Regime of Dispossession: Ironi Tambang di Tanah Halmahera

Untuk mendalami lebih jauh mengenai dampak lingkungan dan sosial dari pertambangan nikel di Halmahera. Pembaca dapat mengakses laporan-laporan mendalam yang telah diterbitkan oleh banyak media dan lembaga penelitian.

Relasi Negara dan Tambang

Pertanyaan mendasar yang kemudian muncul adalah: Apakah membela tanah, hutan, dan sumber kehidupan dari eksploitasi industri dapat dianggap sebagai tindakan kriminal?

Dalam konteks pertambangan di Halmahera, negara justru tidak hadir untuk melindungi hak-hak masyarakat terdampak. Sebaliknya, negara kerap tampil sebagai aktor yang membingkai konflik ini dalam narasi “menjaga iklim investasi”, Seolah pertumbuhan ekonomi dan kepastian usaha merupakan prioritas yang lebih tinggi daripada keselamatan ekologis dan keadilan sosial.

Michael James Levien dalam disertasinya mengenalkan sebuah konsep yang disebut sebagai regime of dispossession. Konsep tersebut memiliki dua komponen utama yaitu: Pertama, a state willing to dispossess in pursuit of specific economic goals aligned with particular class interests. Kedua, mechanism for securing compliance with this dispossession.

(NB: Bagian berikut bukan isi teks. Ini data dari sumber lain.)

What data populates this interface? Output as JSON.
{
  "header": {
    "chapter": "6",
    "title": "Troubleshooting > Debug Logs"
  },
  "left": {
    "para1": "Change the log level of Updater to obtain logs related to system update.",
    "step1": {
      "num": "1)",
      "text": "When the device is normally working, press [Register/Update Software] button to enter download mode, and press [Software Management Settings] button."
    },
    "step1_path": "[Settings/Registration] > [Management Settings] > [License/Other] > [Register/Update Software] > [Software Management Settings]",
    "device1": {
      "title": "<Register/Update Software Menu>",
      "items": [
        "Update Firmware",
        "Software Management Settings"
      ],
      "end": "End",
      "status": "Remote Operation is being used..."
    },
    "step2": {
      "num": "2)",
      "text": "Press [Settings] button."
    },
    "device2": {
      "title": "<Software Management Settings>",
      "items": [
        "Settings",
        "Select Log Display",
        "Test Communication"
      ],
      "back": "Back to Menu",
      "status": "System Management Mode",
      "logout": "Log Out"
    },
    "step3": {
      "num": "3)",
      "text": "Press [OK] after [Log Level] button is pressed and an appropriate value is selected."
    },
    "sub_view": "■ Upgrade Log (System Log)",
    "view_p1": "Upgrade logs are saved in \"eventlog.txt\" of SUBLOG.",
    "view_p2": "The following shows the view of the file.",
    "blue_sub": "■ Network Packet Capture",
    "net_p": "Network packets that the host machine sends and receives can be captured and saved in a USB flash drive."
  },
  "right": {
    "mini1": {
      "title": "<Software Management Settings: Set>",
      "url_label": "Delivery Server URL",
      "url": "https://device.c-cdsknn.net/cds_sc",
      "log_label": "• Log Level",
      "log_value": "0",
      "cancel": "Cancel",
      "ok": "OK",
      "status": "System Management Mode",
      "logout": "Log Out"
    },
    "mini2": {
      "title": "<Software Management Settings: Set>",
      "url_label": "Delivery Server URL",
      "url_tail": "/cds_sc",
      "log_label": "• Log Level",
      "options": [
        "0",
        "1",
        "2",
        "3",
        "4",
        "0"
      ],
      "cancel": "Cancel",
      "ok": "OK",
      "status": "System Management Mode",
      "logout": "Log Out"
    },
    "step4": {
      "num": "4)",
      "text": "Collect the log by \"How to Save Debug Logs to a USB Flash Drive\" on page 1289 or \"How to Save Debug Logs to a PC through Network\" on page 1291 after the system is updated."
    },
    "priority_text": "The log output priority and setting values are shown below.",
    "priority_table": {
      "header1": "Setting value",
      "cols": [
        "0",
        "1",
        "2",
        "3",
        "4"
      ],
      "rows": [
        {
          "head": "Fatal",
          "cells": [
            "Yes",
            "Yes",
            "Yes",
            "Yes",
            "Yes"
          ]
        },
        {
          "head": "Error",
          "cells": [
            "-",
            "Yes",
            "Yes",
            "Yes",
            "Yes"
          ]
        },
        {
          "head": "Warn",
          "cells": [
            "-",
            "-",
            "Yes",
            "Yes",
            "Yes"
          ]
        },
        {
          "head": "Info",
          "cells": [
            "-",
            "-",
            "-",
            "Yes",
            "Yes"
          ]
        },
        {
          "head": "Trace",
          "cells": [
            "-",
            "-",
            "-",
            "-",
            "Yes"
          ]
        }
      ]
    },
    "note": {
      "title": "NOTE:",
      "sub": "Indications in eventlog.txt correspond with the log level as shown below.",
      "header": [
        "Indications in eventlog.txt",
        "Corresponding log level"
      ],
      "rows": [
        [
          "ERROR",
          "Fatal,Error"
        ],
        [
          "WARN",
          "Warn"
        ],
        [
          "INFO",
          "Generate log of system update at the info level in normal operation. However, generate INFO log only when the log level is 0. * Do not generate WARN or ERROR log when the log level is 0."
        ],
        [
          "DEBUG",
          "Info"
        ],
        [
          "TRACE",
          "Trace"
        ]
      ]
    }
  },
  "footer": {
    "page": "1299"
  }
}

Dua komponen utama dari konsep regime of dispossession dapat digunakan untuk membaca relasi antara negara dan industri tambang di Halmahera. Komponen pertama menyoroti peran aktif negara dalam proses perampasan, bukan hanya sebagai pemberi izin, tetapi sebagai perancang sistem yang memungkinkan ekspansi industri ekstraktif. Negara tidak bersikap netral dalam relasi ini, melainkan membentuk kerangka hukum dan kebijakan yang berpihak pada kepentingan akumulasi modal.

Peran ini tercermin secara konkret dalam berbagai regulasi dan kebijakan tata ruang yang memberi keleluasaan kepada perusahaan tambang besar. Negara tidak hanya menyediakan izin eksploitasi, tetapi juga mendukung pembangunan infrastruktur yang menunjang operasi perusahaan. Akibatnya, wilayah-wilayah yang dihuni oleh masyarakat adat dan lokal menjadi sasaran ekspansi industri tanpa proses persetujuan yang memadai dan minim perlindungan terhadap hak-hak ekologis dan sosial masyarakat setempat.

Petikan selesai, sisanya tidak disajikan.